From the Guidelines
The immediate management of acute on chronic kidney failure requires prompt identification and treatment of the underlying cause while providing supportive care, with a focus on stopping nephrotoxic medications, ensuring adequate hydration, and correcting electrolyte imbalances, as recommended by the most recent guidelines 1. The management approach should prioritize the patient's overall clinical condition, taking into account the presence of both acute and chronic kidney disease components. Initial steps include:
- Stopping nephrotoxic medications to prevent further kidney damage
- Ensuring adequate hydration while avoiding volume overload, which may require careful fluid status assessment and the use of diuretics like furosemide 40-80mg IV for volume overload or fluid restriction if necessary
- Correcting electrolyte imbalances, particularly hyperkalemia, which may require calcium gluconate 10% 10mL IV, insulin 10 units with dextrose 50% 50mL IV, or sodium bicarbonate 50mEq IV if severe, as suggested by the KDIGO guidelines 1
- Metabolic acidosis may require sodium bicarbonate supplementation
- Close monitoring of renal function, electrolytes, and urine output is essential, with a target urine output of at least 0.5mL/kg/hr
- Nutritional support should be optimized with protein restriction (0.6-0.8g/kg/day) and adequate caloric intake If conservative measures fail, renal replacement therapy (dialysis) should be considered, particularly for refractory hyperkalemia, severe acidosis, uremic symptoms, or volume overload unresponsive to diuretics, with continuous RRT (CRRT) favored over intermittent forms of dialysis for the management of acute renal failure in patients with cardiogenic shock, as recommended by the American Heart Association 1. This comprehensive approach addresses both the acute deterioration and underlying chronic kidney disease, aiming to prevent further kidney damage and associated complications.
From the FDA Drug Label
In patients with hepatic cirrhosis and ascites, Furosemide tablets therapy is best initiated in the hospital. If increasing azotemia and oliguria occur during treatment of severe progressive renal disease, Furosemide tablets should be discontinued.

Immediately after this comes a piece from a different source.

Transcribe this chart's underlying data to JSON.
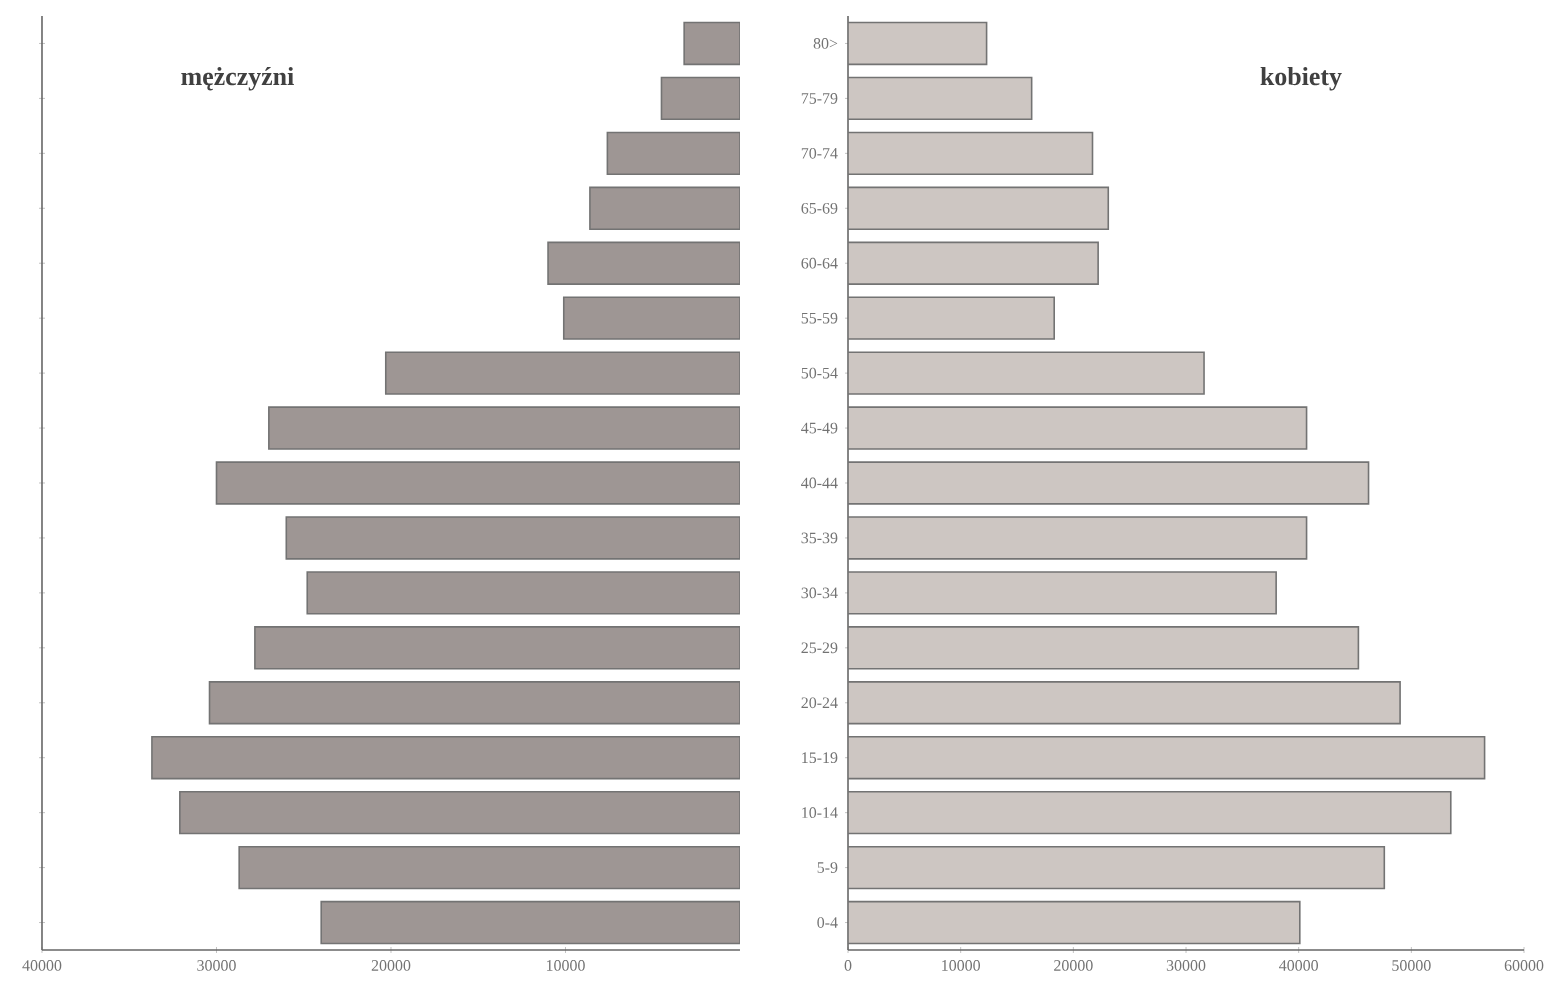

The immediate management for acute on top of chronic kidney failure is not directly addressed in the provided drug label. However, it can be inferred that caution is necessary when using furosemide (IV) in patients with severe progressive renal disease.
- The label recommends discontinuing Furosemide tablets if increasing azotemia and oliguria occur during treatment.
- It is also advised that therapy should be initiated in a hospital setting for patients with certain conditions, implying the need for close monitoring. 2
From the Research
Immediate Management for Acute on Top of Chronic Kidney Failure
The immediate management for acute on top of chronic kidney failure involves addressing the underlying causes of the acute deterioration and managing the resulting complications, such as electrolyte imbalances and fluid overload.
- Electrolyte and Acid-Base Disturbances: Acute kidney injury (AKI) is associated with electrolyte and acid-base disturbances such as hyperkalemia, metabolic acidosis, hypocalcemia, and hyperphosphatemia 3. The initiation of dialysis in AKI can efficiently treat these complications.
- Dialysis Modality: The choice of dialysis modality can be made based on their operational characteristics to tailor the therapy according to the clinical scenario 3. Continuous techniques may be particularly useful in these situations as they allow more time for correction and to maintain balance.
- Diuretic Use: Diuretics may be used to favorably modify the disturbances associated with chronic renal failure, such as hypertension, edema, hyperkalemia, and acidosis 4. However, the use of diuretics is not without complications and should be carefully considered.
- Hyperkalemia Management: Hyperkalemia is a major risk of potentially life-threatening cardiac arrhythmic complications in patients with kidney disease 5. Therapeutic interventions aimed at preventing and treating hyperkalemia are essential, including the use of diuretics, potassium exchange resins, and dialysis.
- Limitations of Diuretic Use: The use of diuretics in critically ill patients with acute renal failure was associated with an increased risk of death and nonrecovery of renal function 6. This suggests that diuretics should be used with caution and only when necessary.
Key Considerations
- The management of acute on top of chronic kidney failure requires a comprehensive approach that addresses the underlying causes of the acute deterioration and manages the resulting complications.
- Dialysis may be necessary to efficiently treat electrolyte and acid-base disturbances associated with AKI 3, 7.
- The use of diuretics should be carefully considered, taking into account the potential benefits and risks 4, 6.